Reporting from San Francisco and Fresno - It was Aug. 19, 2008, and the Dave Matthews Band was mourning the loss of one of its own. LeRoi Moore, the shy saxophonist who'd been with the band throughout a nearly two-decade journey from tiny bars to stadiums and stardom, had died unexpectedly earlier in the day. He was at his Los Angeles home, recovering from injuries suffered in an all-terrain-vehicle accident, when he took a sudden turn for the worse. He died of pneumonia at age 46.

That night, the band played its scheduled gig at Staples Center anyway. Bass player Stefan Lessard didn't want to be there. Drummer Carter Beauford, who'd known Moore since childhood, needed to take his anger out on something and pounded away at his kit; he couldn't think of being anywhere else. The face of the band -- usually the jovial, two-stepping type -- crooned in front of the sellout crowd, and then he cried.

“It's always easier to leave than be left," Matthews said to the faces staring back at him, some of them wet with tears like his.

“No show before that or no show since will have the same significance for me," Matthews said last weekend, thinking back on the events of a year ago. “The fact that we played that show the day Roi died, there was no better thing we could have done."

It wasn't easy.
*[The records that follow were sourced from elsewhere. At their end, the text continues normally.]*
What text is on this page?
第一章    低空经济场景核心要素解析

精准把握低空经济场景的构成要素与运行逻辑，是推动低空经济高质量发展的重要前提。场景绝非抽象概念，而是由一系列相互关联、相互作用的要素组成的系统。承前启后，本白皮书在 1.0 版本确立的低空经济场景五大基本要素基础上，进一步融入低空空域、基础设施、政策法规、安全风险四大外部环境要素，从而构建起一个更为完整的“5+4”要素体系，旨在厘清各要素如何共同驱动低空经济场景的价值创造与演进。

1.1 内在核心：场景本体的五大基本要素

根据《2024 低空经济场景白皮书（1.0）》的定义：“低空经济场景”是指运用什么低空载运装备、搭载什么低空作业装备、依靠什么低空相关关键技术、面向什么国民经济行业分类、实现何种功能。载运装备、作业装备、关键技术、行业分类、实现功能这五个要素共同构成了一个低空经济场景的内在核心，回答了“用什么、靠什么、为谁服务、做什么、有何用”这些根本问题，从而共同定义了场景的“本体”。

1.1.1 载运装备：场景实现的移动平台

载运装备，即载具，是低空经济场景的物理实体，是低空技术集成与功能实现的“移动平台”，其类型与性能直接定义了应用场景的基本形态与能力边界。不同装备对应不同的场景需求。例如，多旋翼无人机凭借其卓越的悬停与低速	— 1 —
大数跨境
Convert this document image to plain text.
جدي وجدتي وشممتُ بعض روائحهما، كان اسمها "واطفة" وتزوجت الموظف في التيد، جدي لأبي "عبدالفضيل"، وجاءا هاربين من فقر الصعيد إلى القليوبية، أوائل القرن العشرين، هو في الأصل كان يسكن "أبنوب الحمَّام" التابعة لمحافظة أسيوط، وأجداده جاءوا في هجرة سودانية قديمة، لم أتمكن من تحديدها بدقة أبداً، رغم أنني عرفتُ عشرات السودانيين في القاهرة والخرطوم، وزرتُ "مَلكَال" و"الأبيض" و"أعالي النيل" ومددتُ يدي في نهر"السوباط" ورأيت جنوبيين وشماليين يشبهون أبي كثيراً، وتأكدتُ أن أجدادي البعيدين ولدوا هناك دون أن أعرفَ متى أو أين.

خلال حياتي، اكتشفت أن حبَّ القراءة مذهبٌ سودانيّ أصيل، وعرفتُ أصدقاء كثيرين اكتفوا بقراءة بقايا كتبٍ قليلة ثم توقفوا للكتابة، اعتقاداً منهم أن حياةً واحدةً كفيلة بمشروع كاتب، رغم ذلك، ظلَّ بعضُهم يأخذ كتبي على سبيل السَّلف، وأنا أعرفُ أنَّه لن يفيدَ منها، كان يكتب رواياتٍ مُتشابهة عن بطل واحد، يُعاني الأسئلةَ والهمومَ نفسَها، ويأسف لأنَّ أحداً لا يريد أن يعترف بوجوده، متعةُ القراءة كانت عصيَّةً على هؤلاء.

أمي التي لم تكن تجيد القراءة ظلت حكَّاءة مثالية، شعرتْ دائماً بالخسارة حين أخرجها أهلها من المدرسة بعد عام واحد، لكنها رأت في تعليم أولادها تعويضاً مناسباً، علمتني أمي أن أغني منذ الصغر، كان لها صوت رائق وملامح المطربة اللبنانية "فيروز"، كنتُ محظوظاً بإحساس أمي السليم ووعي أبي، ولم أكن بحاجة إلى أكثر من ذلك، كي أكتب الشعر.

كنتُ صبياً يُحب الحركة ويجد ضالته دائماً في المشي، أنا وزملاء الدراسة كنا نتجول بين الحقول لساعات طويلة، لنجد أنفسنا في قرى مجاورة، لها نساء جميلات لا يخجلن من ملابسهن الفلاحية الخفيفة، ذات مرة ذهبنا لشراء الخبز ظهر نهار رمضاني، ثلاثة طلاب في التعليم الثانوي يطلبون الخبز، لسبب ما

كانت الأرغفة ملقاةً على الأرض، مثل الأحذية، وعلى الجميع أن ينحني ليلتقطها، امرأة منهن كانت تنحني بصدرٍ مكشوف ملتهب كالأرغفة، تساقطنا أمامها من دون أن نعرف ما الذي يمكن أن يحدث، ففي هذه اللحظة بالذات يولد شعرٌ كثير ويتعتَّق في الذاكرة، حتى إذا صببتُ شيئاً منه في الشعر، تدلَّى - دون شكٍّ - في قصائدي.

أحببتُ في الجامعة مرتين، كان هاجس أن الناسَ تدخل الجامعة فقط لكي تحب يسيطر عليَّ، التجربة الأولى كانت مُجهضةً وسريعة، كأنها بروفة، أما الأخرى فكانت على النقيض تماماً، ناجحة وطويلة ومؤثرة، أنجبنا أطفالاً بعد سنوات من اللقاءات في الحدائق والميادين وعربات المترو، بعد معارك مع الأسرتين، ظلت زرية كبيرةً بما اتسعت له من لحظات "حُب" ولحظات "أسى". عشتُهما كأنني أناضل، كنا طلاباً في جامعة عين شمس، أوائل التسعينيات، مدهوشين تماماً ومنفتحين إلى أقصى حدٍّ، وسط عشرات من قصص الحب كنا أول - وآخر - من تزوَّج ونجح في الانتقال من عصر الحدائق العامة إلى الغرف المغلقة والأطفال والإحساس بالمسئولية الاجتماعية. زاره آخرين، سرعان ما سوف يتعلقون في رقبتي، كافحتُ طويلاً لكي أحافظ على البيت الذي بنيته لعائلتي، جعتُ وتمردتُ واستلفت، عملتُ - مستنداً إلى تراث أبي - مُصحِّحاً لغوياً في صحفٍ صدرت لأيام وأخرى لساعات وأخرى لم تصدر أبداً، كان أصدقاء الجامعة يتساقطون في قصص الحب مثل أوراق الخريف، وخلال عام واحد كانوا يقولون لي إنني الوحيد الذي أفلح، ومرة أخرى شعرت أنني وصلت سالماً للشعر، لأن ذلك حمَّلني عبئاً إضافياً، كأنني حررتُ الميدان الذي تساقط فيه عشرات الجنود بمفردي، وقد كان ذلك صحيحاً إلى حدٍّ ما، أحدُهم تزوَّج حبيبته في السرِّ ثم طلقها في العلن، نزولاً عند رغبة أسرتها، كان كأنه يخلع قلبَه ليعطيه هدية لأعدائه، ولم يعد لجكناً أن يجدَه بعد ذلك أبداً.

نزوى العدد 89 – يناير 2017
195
Boyd Tinsley, the brawny violinist who also grew up with Beauford and Moore in the same Virginia neighborhood, sat in the back of his darkened tour bus before the group's recent gig at San Francisco's Outside Lands festival and cracked -- even still, a year removed. “I don't remember much, you know, other than hearing the news here on my bus, halfway to the gig," he said, before having to pause for a few seconds, the old tears welling up in his eyes again. “It was crushing to me, man."

But the experience also marked a new beginning for the bandmates. “The whole tragedy kind of helped us, in a weird way, to push through, to develop, to grow and mature as musicians and people," Beauford said.

DMB is gearing up for two sold-out shows at the Greek Theatre, beginning Wednesday, that mark the group's first return to L.A. since that Staples Center concert. “There's a bit of melancholy, I think, when you get back here," said Lessard, who now lives in Laguna Beach. “But he loved L.A., him and I were the two guys in the band, we just loved California."